Williams' comic book line, developed under his company Mayke Entertainment LLC, is featured at the exhibit to show the "characters, stories, and mythologies from the color palette that represents the world."
"My motivation for working with comic book characters started when I was a kid," he says. "I always loved superheroes. But I started noticing that none of the superheroes that I love actually looked like me. And it was a very hard thing to digest. Because when I went looking for black superheroes, I found sidekicks and I found villains. And I was just like, wow, is that what I'm limited to?"

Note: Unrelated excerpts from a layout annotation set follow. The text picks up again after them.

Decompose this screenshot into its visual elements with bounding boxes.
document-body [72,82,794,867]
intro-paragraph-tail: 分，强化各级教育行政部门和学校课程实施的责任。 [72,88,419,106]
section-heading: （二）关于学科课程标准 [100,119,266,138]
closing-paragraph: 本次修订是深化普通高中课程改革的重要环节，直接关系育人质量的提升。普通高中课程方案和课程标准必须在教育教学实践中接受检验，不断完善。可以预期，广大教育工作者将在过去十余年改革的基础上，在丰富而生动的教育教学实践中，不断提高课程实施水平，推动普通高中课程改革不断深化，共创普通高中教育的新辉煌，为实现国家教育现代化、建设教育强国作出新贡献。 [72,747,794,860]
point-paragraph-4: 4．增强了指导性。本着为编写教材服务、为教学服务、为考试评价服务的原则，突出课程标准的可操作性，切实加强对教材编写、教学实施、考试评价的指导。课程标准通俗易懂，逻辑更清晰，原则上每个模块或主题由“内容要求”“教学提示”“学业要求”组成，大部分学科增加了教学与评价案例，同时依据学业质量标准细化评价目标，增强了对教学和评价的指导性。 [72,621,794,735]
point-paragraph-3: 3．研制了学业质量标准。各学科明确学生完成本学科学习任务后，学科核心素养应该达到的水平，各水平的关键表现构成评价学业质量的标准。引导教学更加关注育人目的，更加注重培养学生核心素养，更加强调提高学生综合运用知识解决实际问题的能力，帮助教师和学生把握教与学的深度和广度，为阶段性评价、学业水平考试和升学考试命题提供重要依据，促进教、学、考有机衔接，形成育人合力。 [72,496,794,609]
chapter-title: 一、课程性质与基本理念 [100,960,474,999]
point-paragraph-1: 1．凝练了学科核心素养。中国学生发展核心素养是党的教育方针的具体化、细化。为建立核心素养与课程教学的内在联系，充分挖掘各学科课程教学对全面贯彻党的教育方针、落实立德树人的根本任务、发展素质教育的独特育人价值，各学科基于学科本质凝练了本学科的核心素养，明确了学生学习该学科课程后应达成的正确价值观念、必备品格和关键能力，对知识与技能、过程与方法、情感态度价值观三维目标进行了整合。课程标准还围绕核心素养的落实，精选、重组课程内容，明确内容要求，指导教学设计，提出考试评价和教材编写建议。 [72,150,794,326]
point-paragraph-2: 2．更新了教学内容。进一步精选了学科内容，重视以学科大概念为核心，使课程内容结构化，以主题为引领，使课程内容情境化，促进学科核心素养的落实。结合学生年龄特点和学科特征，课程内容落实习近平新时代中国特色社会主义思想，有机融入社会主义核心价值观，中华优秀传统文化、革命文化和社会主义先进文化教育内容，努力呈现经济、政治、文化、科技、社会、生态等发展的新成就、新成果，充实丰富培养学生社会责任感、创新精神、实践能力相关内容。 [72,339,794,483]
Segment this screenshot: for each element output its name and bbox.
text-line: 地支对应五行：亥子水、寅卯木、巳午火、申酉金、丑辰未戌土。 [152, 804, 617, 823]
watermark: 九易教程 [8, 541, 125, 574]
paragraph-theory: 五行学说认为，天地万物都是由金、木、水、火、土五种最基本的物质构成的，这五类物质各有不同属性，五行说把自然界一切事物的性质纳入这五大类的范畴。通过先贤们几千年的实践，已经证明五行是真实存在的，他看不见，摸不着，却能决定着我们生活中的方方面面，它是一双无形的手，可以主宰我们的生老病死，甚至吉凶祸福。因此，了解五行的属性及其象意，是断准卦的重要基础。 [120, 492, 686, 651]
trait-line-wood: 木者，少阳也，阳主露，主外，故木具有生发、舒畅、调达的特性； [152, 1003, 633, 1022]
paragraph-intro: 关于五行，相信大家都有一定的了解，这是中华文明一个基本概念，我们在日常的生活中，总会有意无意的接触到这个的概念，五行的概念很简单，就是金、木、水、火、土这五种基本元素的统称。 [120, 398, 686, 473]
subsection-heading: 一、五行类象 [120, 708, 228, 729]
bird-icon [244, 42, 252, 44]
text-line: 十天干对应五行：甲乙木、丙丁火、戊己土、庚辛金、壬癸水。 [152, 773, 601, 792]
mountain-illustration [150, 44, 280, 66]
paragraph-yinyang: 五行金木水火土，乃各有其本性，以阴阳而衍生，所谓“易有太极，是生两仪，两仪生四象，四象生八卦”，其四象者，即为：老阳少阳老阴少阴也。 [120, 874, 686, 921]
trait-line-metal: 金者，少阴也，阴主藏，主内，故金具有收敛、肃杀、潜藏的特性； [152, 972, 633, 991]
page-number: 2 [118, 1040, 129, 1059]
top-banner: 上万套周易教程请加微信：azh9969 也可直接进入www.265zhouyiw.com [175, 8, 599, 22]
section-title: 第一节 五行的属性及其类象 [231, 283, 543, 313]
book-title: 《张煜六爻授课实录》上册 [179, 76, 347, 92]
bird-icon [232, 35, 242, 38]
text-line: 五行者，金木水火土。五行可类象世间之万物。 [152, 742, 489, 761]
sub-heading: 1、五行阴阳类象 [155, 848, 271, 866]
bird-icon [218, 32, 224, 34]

His installation features character cutouts, posters, comics, and lookbook pages of four of Mayke's characters: Tremor, John Henry, Braxton, and Bolt. Tremor, who was conceptualized in 2009, two years before Mayke was founded, was based on Williams himself.
"You'll see me all throughout there in how he looks, his size and things like that," he says. "That was inspired by the fact that there were no heavy-set superheroes that people could take seriously. They were always like the punch line, and I hated that."
Adjacent to Ed Williams' Mayke display is that of local artist Quinn McGowan's comic book company, Legends Press Comics, showcasing comic books Elsewhere and Project: Wildfire, a map of Shelby City (inspired by Memphis), an action figure, and drawings of his characters mingling with characters from pop culture. In one piece, entitled Bad Cousin, the main hero, Wildfire, is seen attending a party with Erik Killmonger from Black Panther.
"Black Panther was sort of universal in its connectivity to black audiences," says McGowan. "And Erik Killmonger being the primary African-American character, he resonates on a pretty high level, even if you don't agree with him completely morally. So when a character or person from our community makes it, we all jokingly say he's our cousin."
McGowan says Wildfire is inspired by his grandfather.
"My grandfather and I used to watch wrestling when I was little on Saturdays, and then after that, Ultraman would come on, and he would fight monsters," he says. "One of his favorite wrestlers was a wrestler from the Memphis circuit called Wildfire, Tommy Rich. So everything is a piecemeal letter to my grandpa, who's pictured in the center of all of those images."
McGowan and his friend Kennedy Moore are currently developing a 16-bit video game that mimics a television cartoon with gameplay during the "commercial breaks."
"It would be a representation of if we were represented more in media," says McGowan. "That could have been what I experienced when I got home from school at three o'clock in the afternoon."
Other artists featured in "The Audacity" include Parker-Nia Gordon, Toonky Berry, Mia Saine, Kenneth Alexander, Dezmond Gipson, Sarai, David Yancy III, Amber Williams, Grant Butler, and Therrious Davis. The exhibition is on display through March 12th at The CLTV CMPLX (2234 Lamar).